Authors: Turner T. Isoun, Miriam J. Isoun
Publisher: Bookbuilders Editions Africa
Year of Publication: 2013
Professor T. Isoun was appointed Honourable Minister of Science and Technology by the President, Chief Olusegun Obasanjo at a time (2000) when there had been a lack of direction and focus regarding science, technology, and innovation as drivers for development. Thus, from 1980 to 1999, the federal government did not have a clear vision with respect to the purpose of the Ministry of Science and Technology.
Chief Olusegun Obasanjo, however, had a clear vision for using science, technology, and innovation to invigorate the Nigerian economy and gave the Ministry a central role in implementing his vision. The Ministry of Science and Technology under Prof. Isoun was one of the few ministries that used its own staff and local expertise to formulate its policies and plans for re-vitalization of the Ministry and its Agencies and parastatal institutions. To facilitate this in-house activity, Professor Isoun established as a first step, committees to address the adoption of a focus on high technology. The declared fundamental strategies were: 1. To get policies in place for the application and management of key technologies and 2. To emphasize merit in the selection and appointment of top managers of the Agencies within the Ministry. 3. A concurrent strategy was to select target technologies and act to acquire capacity and projects by going directly to the frontiers of the technologies to gain competitive advantages in commerce and development. In other words, Prof. Isoun believed that Nigerians (indeed, Africans) did not need to master obsolete science and technology when it was possible to go straight to the cutting edge of essential and readily applicable technologies. There were challenges that this approach would face of course.There were numerous instances of competition for resources and obstructive protection of turf and territory by different ministries and parastatals. There was a debate as to whether a Ministry of Science and Technology should stand alone or be embedded in The Presidency. Technology needs to be driven by the vision, political will, conviction and sustained commitment of all tiers and sectors of governments. In spite of the challenges, Prof. Isoun was convinced that Nigeria must acquire such versatile technologies as space, ICT, biotechnology, energy, and climate change adaptation technologies if it were to be positioned strategically for high tech acquisition and implementation for local industrial, economic and social development. More importantly the acquisition and application of high technologies in Nigeria would ensure that the country would of right, take its place at the tables where far-reaching decisions are made that reflect the major security and equity challenges of the world in order to protect and develop its people.
About the Authors:
Prof. Turner Timinipre Isoun was Nigeria’s Federal Minister of Science and Technology from October 2000 through May 2007. He was driven by a passion and sense of urgency that Nigeria must harness all its resources and use science, technology and innovation (STI) to enhance human well-being. During his tenure, he initiated policies that promoted modern science, technology and innovation for the enhancement of integrated resource utilization and human capacity development. At the same time, he guided policy implementation of key programme areas of high-technology and construction of significant infrastructure to promote programme sustainability by subsequent administrations.

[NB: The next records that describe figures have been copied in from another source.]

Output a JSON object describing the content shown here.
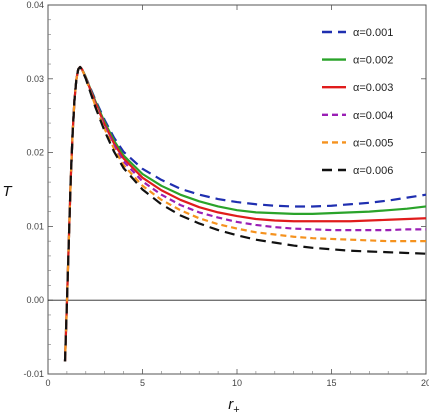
{
  "chart_data": {
    "type": "line",
    "title": "",
    "xlabel": "r",
    "xlabel_sub": "+",
    "ylabel": "T",
    "xlim": [
      0,
      20
    ],
    "ylim": [
      -0.01,
      0.04
    ],
    "xticks": [
      0,
      5,
      10,
      15,
      20
    ],
    "xtick_labels": [
      "0",
      "5",
      "10",
      "15",
      "20"
    ],
    "yticks": [
      -0.01,
      0.0,
      0.01,
      0.02,
      0.03,
      0.04
    ],
    "ytick_labels": [
      "-0.01",
      "0.00",
      "0.01",
      "0.02",
      "0.03",
      "0.04"
    ],
    "grid": false,
    "reference_line_y": 0,
    "legend_position": "top-right",
    "x": [
      0.9,
      1.0,
      1.1,
      1.2,
      1.3,
      1.4,
      1.5,
      1.6,
      1.7,
      1.8,
      1.9,
      2.0,
      2.2,
      2.5,
      3,
      3.5,
      4,
      5,
      6,
      7,
      8,
      9,
      10,
      11,
      12,
      13,
      14,
      15,
      16,
      17,
      18,
      19,
      20
    ],
    "series": [
      {
        "name": "α=0.001",
        "color": "#1f2fb0",
        "dash": "10,6",
        "values": [
          -0.0083,
          -0.0005,
          0.0079,
          0.0162,
          0.0225,
          0.0271,
          0.0299,
          0.0313,
          0.0316,
          0.0313,
          0.0308,
          0.0302,
          0.029,
          0.0272,
          0.0244,
          0.022,
          0.0201,
          0.0178,
          0.0163,
          0.0151,
          0.0143,
          0.0137,
          0.0133,
          0.013,
          0.0128,
          0.0127,
          0.0127,
          0.0128,
          0.013,
          0.0132,
          0.0135,
          0.0139,
          0.0143
        ]
      },
      {
        "name": "α=0.002",
        "color": "#2aa32a",
        "dash": "",
        "values": [
          -0.0083,
          -0.0005,
          0.0079,
          0.0162,
          0.0225,
          0.0271,
          0.0299,
          0.0313,
          0.0316,
          0.0313,
          0.0308,
          0.0302,
          0.0289,
          0.027,
          0.0241,
          0.0216,
          0.0196,
          0.0171,
          0.0155,
          0.0143,
          0.0134,
          0.0127,
          0.0122,
          0.0119,
          0.0118,
          0.0117,
          0.0117,
          0.0118,
          0.0119,
          0.012,
          0.0122,
          0.0124,
          0.0127
        ]
      },
      {
        "name": "α=0.003",
        "color": "#e01c1c",
        "dash": "",
        "values": [
          -0.0083,
          -0.0005,
          0.0079,
          0.0162,
          0.0225,
          0.0271,
          0.0299,
          0.0313,
          0.0316,
          0.0313,
          0.0307,
          0.0301,
          0.0288,
          0.0268,
          0.0238,
          0.0212,
          0.0192,
          0.0166,
          0.0149,
          0.0136,
          0.0126,
          0.0119,
          0.0114,
          0.011,
          0.0108,
          0.0107,
          0.0107,
          0.0107,
          0.0107,
          0.0108,
          0.0109,
          0.011,
          0.0111
        ]
      },
      {
        "name": "α=0.004",
        "color": "#9a1fb5",
        "dash": "6,4",
        "values": [
          -0.0083,
          -0.0005,
          0.0079,
          0.0162,
          0.0225,
          0.0271,
          0.0299,
          0.0313,
          0.0316,
          0.0312,
          0.0307,
          0.0301,
          0.0287,
          0.0266,
          0.0235,
          0.0209,
          0.0188,
          0.0161,
          0.0143,
          0.0129,
          0.0119,
          0.0112,
          0.0106,
          0.0102,
          0.0099,
          0.0097,
          0.0096,
          0.0095,
          0.0095,
          0.0095,
          0.0095,
          0.0096,
          0.0096
        ]
      },
      {
        "name": "α=0.005",
        "color": "#f5921e",
        "dash": "6,4",
        "values": [
          -0.0083,
          -0.0005,
          0.0079,
          0.0162,
          0.0225,
          0.0271,
          0.0299,
          0.0313,
          0.0316,
          0.0312,
          0.0307,
          0.03,
          0.0286,
          0.0264,
          0.0232,
          0.0205,
          0.0183,
          0.0155,
          0.0136,
          0.0122,
          0.0111,
          0.0103,
          0.0097,
          0.0092,
          0.0089,
          0.0086,
          0.0084,
          0.0083,
          0.0082,
          0.0081,
          0.008,
          0.008,
          0.008
        ]
      },
      {
        "name": "α=0.006",
        "color": "#111111",
        "dash": "10,6",
        "values": [
          -0.0083,
          -0.0005,
          0.0079,
          0.0162,
          0.0225,
          0.0271,
          0.0299,
          0.0313,
          0.0316,
          0.0312,
          0.0306,
          0.03,
          0.0285,
          0.0262,
          0.0229,
          0.0201,
          0.0179,
          0.015,
          0.013,
          0.0115,
          0.0104,
          0.0095,
          0.0088,
          0.0082,
          0.0078,
          0.0074,
          0.0071,
          0.0069,
          0.0067,
          0.0066,
          0.0065,
          0.0064,
          0.0063
        ]
      }
    ]
  }
}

As Minister, he worked not only with Agencies within the Ministry of Science and Technology, but also with other Ministries, and with the private sector for the purpose of finding ways to do things differently , through applying STI for propelling Nigeria s development forward. Before becoming Minister, Prof. Isoun had a meritorious career as a university professor and research scientist. He obtained his degrees (B.Sc. (Hons), DVM, and Ph.D.) from Michigan State University, USA. Professor Isoun has been
1. Member of the Board of Trustees of the African Technology Policy Studies Network (ATPS),
2. Treasurer of the African Academy of Science (AAS),
3. Founding Editor of the African Academy of Sciences Journal, Discovery and Innovation (D&I),
4. Member of the Nigerian Academy of Science (NAS), and the
5. Pioneer Vice Chancellor (President) of Nigeria s first university of science and technology(the Rivers State University of Science and Technology).
Dr. Miriam (Forbes) Isoun, was one of the founders (in 1992) of the Niger Delta Wetlands Centre (NDWC). As the Executive Director, she has focused the NGO s activities for achieving its mission to improve the quality of life of the people of the Niger Delta through: 1. Natural resource management and biodiversity conservation. 2. Applications of modern science and technology (e.g. renewable energies, ICT, biotechnology and mitigation of climate change) and 3. Targeted, site-specific development projects and capacity building. She received a B.Sc. and M.Sc. from Michigan State University and a Ph.D. from the University of Ibadan where she was a lecturer and carried out research in cell and molecular biology until her retirement from academics. Prof. Turner Isoun and his wife, Miriam, have spent the past fifty years of their working life in Nigeria in academics, public service and non-profit development institutions.